An introduction to Storage

Introduction

All we need is contained in the openpathsampling package


In [1]:
import openpathsampling as paths

The storage itself is mainly a netCDF file and can also be used as such. Technically it is a subclass of netCDF4.Dataset and can use all of its functions in case we want to add additional tables to the file besides what we store using stores. You can of course also add new stores to the storage. Using Storage() will automatically create a set of needed storages when a new file is created.

netCDF files are very generic while our Storage is more tuned to needs we have. It support etc native support for simtk.units, and can recursively store nested objects using JSON pickling. But we will get to that.

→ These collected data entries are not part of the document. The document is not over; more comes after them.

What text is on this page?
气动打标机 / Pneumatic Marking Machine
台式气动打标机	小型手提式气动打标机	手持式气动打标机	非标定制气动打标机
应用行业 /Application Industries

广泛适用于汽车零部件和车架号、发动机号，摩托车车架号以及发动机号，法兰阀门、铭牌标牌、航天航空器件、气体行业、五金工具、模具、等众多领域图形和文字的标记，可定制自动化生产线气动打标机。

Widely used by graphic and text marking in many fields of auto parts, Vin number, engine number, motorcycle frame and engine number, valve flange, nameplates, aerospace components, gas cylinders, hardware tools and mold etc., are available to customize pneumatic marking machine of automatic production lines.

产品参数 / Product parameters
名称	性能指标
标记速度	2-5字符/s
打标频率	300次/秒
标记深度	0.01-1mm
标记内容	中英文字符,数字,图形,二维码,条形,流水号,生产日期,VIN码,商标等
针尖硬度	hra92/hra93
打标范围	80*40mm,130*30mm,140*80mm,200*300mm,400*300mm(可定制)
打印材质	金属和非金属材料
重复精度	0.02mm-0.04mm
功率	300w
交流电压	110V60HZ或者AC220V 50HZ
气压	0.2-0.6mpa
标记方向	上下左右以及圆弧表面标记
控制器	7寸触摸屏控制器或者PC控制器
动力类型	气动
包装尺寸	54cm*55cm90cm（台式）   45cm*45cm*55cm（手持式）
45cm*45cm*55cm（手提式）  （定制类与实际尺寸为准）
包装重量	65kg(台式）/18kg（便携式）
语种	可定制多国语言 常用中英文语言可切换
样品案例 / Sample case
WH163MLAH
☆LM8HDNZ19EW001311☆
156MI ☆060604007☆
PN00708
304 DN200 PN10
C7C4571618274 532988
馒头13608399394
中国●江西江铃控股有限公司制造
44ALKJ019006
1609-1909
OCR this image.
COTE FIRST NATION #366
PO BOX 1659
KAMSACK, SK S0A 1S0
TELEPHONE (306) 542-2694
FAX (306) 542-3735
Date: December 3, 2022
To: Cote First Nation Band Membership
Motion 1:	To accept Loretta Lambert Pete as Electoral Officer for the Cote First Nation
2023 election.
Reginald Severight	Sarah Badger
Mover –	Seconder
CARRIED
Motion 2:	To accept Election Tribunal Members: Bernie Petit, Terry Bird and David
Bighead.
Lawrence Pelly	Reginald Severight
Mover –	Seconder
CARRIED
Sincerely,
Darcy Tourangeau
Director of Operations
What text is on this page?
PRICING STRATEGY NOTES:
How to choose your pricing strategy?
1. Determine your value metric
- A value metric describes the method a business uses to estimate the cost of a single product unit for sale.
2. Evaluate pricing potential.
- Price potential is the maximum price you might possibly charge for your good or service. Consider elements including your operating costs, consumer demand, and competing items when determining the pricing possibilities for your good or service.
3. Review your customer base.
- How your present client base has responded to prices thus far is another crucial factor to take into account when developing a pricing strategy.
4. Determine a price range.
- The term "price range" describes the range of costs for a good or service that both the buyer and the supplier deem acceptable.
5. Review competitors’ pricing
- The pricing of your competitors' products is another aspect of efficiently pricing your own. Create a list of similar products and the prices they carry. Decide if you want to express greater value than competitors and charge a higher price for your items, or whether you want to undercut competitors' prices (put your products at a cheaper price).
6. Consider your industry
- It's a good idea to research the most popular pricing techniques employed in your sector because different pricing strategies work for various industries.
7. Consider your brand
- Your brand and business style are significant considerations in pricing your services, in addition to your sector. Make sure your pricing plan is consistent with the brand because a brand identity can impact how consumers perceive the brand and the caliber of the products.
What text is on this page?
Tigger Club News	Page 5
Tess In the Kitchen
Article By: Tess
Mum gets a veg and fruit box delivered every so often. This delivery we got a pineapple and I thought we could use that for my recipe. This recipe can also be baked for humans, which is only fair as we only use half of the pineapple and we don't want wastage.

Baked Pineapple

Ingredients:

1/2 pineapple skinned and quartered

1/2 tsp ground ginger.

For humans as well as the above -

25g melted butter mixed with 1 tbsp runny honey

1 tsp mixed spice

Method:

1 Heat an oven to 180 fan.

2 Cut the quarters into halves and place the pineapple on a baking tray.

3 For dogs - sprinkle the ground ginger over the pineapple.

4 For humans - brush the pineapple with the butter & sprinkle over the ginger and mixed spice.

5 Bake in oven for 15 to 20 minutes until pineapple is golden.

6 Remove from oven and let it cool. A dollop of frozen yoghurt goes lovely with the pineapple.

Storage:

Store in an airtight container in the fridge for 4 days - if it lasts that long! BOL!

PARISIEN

Open the output from the 'alanine.ipynb' notebook to have something to work with


In [2]:
storage = paths.Storage('mstis.nc')
storage


Out[2]:
Storage @ 'mstis.nc'

and have a look at what stores are available


In [3]:
print storage.list_stores()


['stores', u'cv1', u'cv2', u'trajectories', u'topologies', u'cvs', u'snapshots', u'samples', u'samplesets', u'movechanges', u'steps', u'details', u'pathmovers', u'shootingpointselectors', u'engines', u'pathsimulators', u'transitions', u'networks', u'cv0', u'schemes', u'interfacesets', u'msouters', u'volumes', u'ensembles', u'tag', u'snapshot0']

In [4]:
cv = storage.cvs[0]

In [5]:
cv(storage.trajectories[0])[0:10]


Out[5]:
[0.19958673417568207,
 0.2097039520740509,
 0.21874895691871643,
 0.22582970559597015,
 0.23340286314487457,
 0.24211987853050232,
 0.25293034315109253,
 0.2662259638309479,
 0.27970921993255615,
 0.29388806223869324]

and we can access all of these using


In [6]:
snapshot_store = storage.snapshots

Stores are lists

In general it is useful to think about the storage as a set of lists. Each of these lists contain objects of the same type, e.g. Sample, Trajectory, Ensemble, Volume, ... The class instances used to access elements from the storage are called a store. Imagine you go into a store to buy and sell objects (luckily our stores are free). All the stores share the same storage space, which is a netCDF file on disc.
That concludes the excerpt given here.